Tighter credit conditions in much of Asia have provided an incentive for companies to seek alternative sources of financing, like I.P.O.’s, said Emil Wolter, head of regional strategy at Royal Bank of Scotland in Singapore.

Reflecting this, many market aspirants are mainland Chinese companies. China Everbright, a Shanghai-based lender, announced plans for a listing that could raise $6 billion to $7 billion, Reuters reported this week. Haitong Securities, a brokerage firm, could raise more than $1.5 billion, according to Bloomberg News.
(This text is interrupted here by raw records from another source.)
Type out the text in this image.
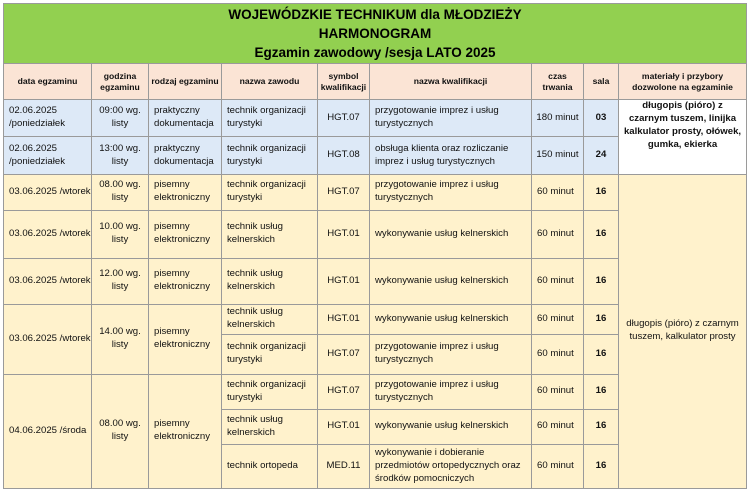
WOJEWÓDZKIE TECHNIKUM dla MŁODZIEŻY
HARMONOGRAM
Egzamin zawodowy /sesja LATO 2025								

data egzaminu	godzina egzaminu	rodzaj egzaminu	nazwa zawodu	symbol kwalifikacji	nazwa kwalifikacji	czas trwania	sala	materiały i przybory dozwolone na egzaminie
02.06.2025 /poniedziałek	09:00 wg. listy	praktyczny dokumentacja	technik organizacji turystyki	HGT.07	przygotowanie imprez i usług turystycznych	180 minut	03	długopis (pióro) z czarnym tuszem, linijka kalkulator prosty, ołówek, gumka, ekierka

02.06.2025 /poniedziałek	13:00 wg. listy	praktyczny dokumentacja	technik organizacji turystyki	HGT.08	obsługa klienta oraz rozliczanie imprez i usług turystycznych	150 minut	24	
03.06.2025 /wtorek	08.00 wg. listy	pisemny elektroniczny	technik organizacji turystyki	HGT.07	przygotowanie imprez i usług turystycznych	60 minut	16	długopis (pióro) z czarnym tuszem, kalkulator prosty
03.06.2025 /wtorek	10.00 wg. listy	pisemny elektroniczny	technik usług kelnerskich	HGT.01	wykonywanie usług kelnerskich	60 minut	16	
03.06.2025 /wtorek	12.00 wg. listy	pisemny elektroniczny	technik usług kelnerskich	HGT.01	wykonywanie usług kelnerskich	60 minut	16	
03.06.2025 /wtorek	14.00 wg. listy	pisemny elektroniczny	technik usług kelnerskich	HGT.01	wykonywanie usług kelnerskich	60 minut	16	
			technik organizacji turystyki	HGT.07	przygotowanie imprez i usług turystycznych	60 minut	16	
04.06.2025 /środa	08.00 wg. listy	pisemny elektroniczny	technik organizacji turystyki	HGT.07	przygotowanie imprez i usług turystycznych	60 minut	16	
			technik usług kelnerskich	HGT.01	wykonywanie usług kelnerskich	60 minut	16	
			technik ortopeda	MED.11	wykonywanie i dobieranie przedmiotów ortopedycznych oraz środków pomocniczych	60 minut	16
The attraction to list here is understandable. Much of Asia is growing rapidly, and many of its economies escaped the pain wrought by the global financial crisis. Its financial markets have grown more sophisticated. And investors in the region and elsewhere have ample cash they want to put to work in Asia.

All of this has helped Asian exchanges capture a rising share of stock market activity in recent years, with Hong Kong the standout beneficiary in terms of attracting new listings.

Two blockbuster listings in 2010 — the Agricultural Bank of China and American International Assurance, the Asian life insurance unit of American International Group — helped Hong Kong raise nearly $53 billion in I.P.O.’s by the end of December. That accounted for 19.5 percent of the global total and easily topped the $34.5 billion raised in New York, according to Thomson Reuters data.

“When it comes to supply and demand, a lot of people are looking to participate in the Asian story,” said Mr. Haik of Morgan Stanley. “We’ve seen wealth growing across the region, and an institutional investor base — asset management firms and sovereign wealth funds — that is increasingly looking to put money into equities.”